Veja que a própria sentença, embora se refira ao documento como se fosse uma "nota fiscal" à fl. 128, no trecho acima reconhece que se trata de um "talão típico de venda em papelarias" . E apesar disso, diz que "não há como não aceitar como prova da compra".

Ora, está evidente o equívoco cometido pela respeitável julgadora de 1a instância, pois na medida em que reconheceu que esse documento foi adquirido em papelarias, deveria sopesar o seu valor probatório com as demais provas dos autos e não simplesmente aceita-lo como se nota fiscal fosse.

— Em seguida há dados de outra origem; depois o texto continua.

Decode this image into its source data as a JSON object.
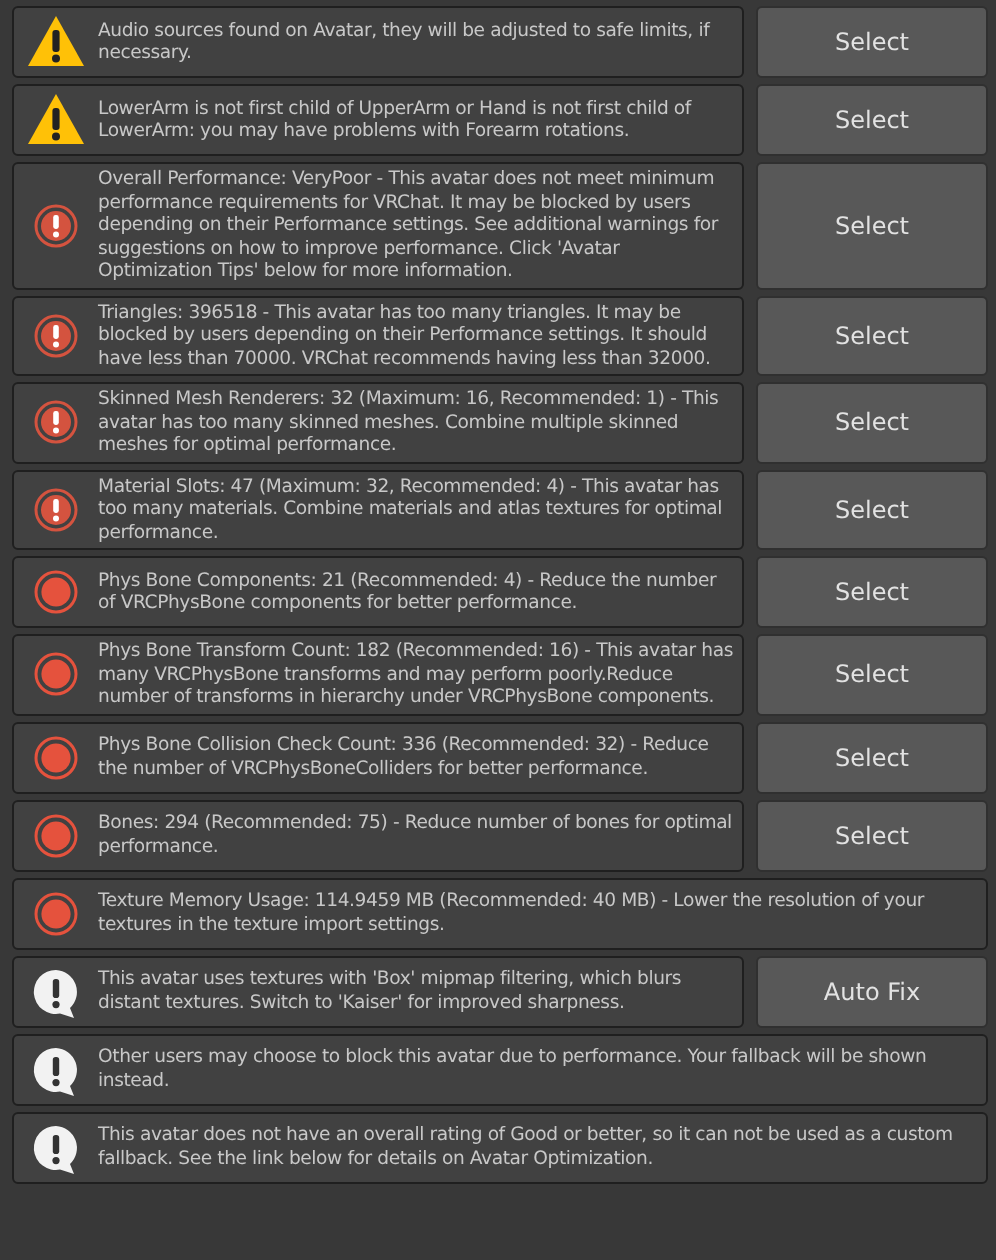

Ressalte-se que, no tocante à demais provas trazidas pelo Autor, ora Recorrido, aos autos. A sua única testemunha foi o Senhor Nome, que ao ser indagado pela Juíza se era amigo íntimo do Requerente, MENTIU dizendo que NÃO e, posteriormente, no decorrer do seu depoimento, reconheceu que era amigo íntimo, inclusive disse que participavam de almoços e churrascos juntos com as suas famílias nos finais de semana.

Portanto, aquele documento comprado em papelaria (fl. 16) e preenchido à mão, deveria ser sopesado pela julgadora frente ao único depoimento (prestado por informante e não por testemunha), que padece de descrédito, na tendo em vista, que seu amigo mentiu em Juízo!

Ocorre que, ao revés disso, a culta julgadora de 1a instância, houve por bem utilizar essas frágeis provas como alicerce para a condenação, impondo à Recorrente uma condenação por dano moral, data venia , injusta no importe de R$ 00.000,00.

Não obstante, a sentença deve ser reformada com base nas provas testemunhais e documentais trazidas pela Recorrente. Veja que foi ouvida como testemunha a engenheira do controle de qualidade da Bello Alimentos, a qual fez diversos esclarecimentos no sentido de que não há qualquer possibilidade do produto linguiça de frango conter uma dentadura em sua embalagem, devido aos rigorosos processos de inspeção, bem como, devido ao túnel pelo qual passa o produto durante a fabricação.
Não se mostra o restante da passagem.